Epifania w Anglii bez parad i marszu
Elżbieta Sobolewska-Farbotko – Wielka Brytania (Radio Bobola)
Jak komentuje kardynał Vincent Nichols: „Regularne praktykowanie wiary w Boga jest dobrze ugruntowanym źródłem zarówno wytrzymałości, jak i oddanej, wytrwałej służby potrzebującym, co jest niezbędne w tych trudnych okolicznościach. Cieszę się, że nie podjęto żadnych działań, które utrudniałyby lub ograniczały to niezbędne źródło energii dla dobra wspólnego. Parafie katolickie będą nadal służyć potrzebom lokalnej społeczności. Na przykład w jednej z nich, od marca ubiegłego roku, podaż żywności dla potrzebujących wzrosła o 400 procent”.
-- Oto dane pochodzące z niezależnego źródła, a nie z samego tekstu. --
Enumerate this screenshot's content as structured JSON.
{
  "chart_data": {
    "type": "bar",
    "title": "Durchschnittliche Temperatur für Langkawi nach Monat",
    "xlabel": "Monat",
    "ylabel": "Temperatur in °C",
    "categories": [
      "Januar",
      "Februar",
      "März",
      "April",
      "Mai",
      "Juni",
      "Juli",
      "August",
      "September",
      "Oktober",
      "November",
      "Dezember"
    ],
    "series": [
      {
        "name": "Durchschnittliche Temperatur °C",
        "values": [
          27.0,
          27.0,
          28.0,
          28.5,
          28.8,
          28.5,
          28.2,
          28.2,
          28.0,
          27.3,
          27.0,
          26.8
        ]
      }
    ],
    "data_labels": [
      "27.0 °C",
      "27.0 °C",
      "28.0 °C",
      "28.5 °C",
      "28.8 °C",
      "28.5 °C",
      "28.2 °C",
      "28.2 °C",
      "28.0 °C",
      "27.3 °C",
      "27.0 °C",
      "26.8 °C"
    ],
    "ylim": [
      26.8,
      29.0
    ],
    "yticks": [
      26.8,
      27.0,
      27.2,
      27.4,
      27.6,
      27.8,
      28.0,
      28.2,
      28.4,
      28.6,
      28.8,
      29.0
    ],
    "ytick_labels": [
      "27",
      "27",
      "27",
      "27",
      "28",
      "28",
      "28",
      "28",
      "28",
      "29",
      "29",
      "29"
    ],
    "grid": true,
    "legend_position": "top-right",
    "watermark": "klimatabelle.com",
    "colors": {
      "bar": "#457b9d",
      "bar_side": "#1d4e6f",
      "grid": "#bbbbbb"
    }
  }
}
Nie brakuje komentarzy o bezprecedensowej decyzji rządu o pozostawieniu działalności miejsc kultu w niezmienionej, ugruntowanej już formie, jeśli chodzi o organizację działalności pośród licznych obostrzeń. Została przyjęta z ulgą i satysfakcją zwłaszcza przez tych, którzy wkładają wiele wysiłku w to, aby wskazać na kościoły, jako na miejsca życiodajnej mobilizacji i nadzwyczajnej dyscypliny obywatelskiej. Objawia się ona np. dzisiaj, w uroczystość Epifanii, która w Wielkiej Brytanii jest zwykłym dniem pracy, jednak w wielu kościołach Msze Święte będą sprawowane jak w niedzielę, a więc z większą częstotliwością. I będzie to możliwe tylko dzięki obecności wolontariuszy, strzegących przestrzegania antywirusowych obostrzeń.
Dla Brytyjczyków, Epifania to przede wszystkim tzw. Dwunasta Noc od narodzenia Jezusa. „Rok Angielski” Steve’a Rouda, podaje że „we wcześniejszych czasach Dwunasta Noc oznaczała 5 stycznia, czyli wigilię Dwunastego Dnia, w taki sam sposób, jak Wigilia Bożego Narodzenia poprzedza Boże Narodzenie. Ale obecnie większość ludzi uważa, że Dwunasta Noc występuje ‘w znaczeniu wieczoru Dwunastego Dnia (6 stycznia)”. Anglosaska tradycja głosi, że ozdoby świąteczne pozostają w domach właśnie do Dwunastej Nocy. Stąd, w okolicy Święta Trzech Króli, chodniki miast „ozdabiane” są wyrzucanymi choinkami. Według jednego z angielskich przesądów: ozdoby świąteczne, które nie zostaną zdjęte do dzisiaj, należy pozostawić w domu do 2 lutego, zwanego tutaj Dniem Gromnicznym. Jeśli i tego dnia, choinka nadal będzie tkwiła pod oknem, jedynym wyjściem jest pozostawienie jej… do Trzech Króli w roku następnym.
Jeszcze w latach 50. XX wieku Dwunasta Noc w Wielkiej Brytanii była nocą żeglarstwa. Ludzie morza, na podobieństwo kolędników chodzili pod domach, śpiewając i życząc sąsiadom dobrego zdrowia. W słynnym teatrze Drury Lane pod koniec XVIII wieku zapoczątkowano, trwającą ponoć do dzisiaj, tradycję ciasta Trzech Króli. Testament Roberta Baddeleya przekazał zapis w wysokości 100 funtów na coroczne dostarczanie 6 stycznia ciasta i ponczu dla zespołu. Zresztą ciasto Trzech Króli, występujące w różnych wariantach, ale zawsze „na bogato” było niegdyś nieodzownym atrybutem świętowania Epifanii. Zawierało m.in. tak mało deserowe składniki, jak fasola i groszek. Kiedy dzielono je na kawałki, ten, kto dostał kawałek z fasolą była królem uczty, a dziewczyna, której przypadł kawałek z grochem zostawała oczywiście królową.
6 stycznia w Wielkiej Brytanii tradycyjnie był dniem picia i parad. Pamiętnik Samuela Pepysa z XVII wieku nadmienia, że tego dnia wypełnił on swój dom przyjaciółmi, muzyką, blaskiem ognia i świec. „A więc znowu tańczyć i śpiewać z niezwykłą wielką przyjemnością do około drugiej w nocy” – pisał 6 stycznia 1668 r.
W tym roku parad nie będzie. Nie będzie również drugiego Marszu Trzech Króli, który w roku ubiegłym w symbolicznym wymiarze zorganizowali polscy parafianie kościoła pw. Chrystusa Króla w Londynie, przymierzając się do organizacji autentycznej parady ulicami miasta w roku, który właśnie przeminął.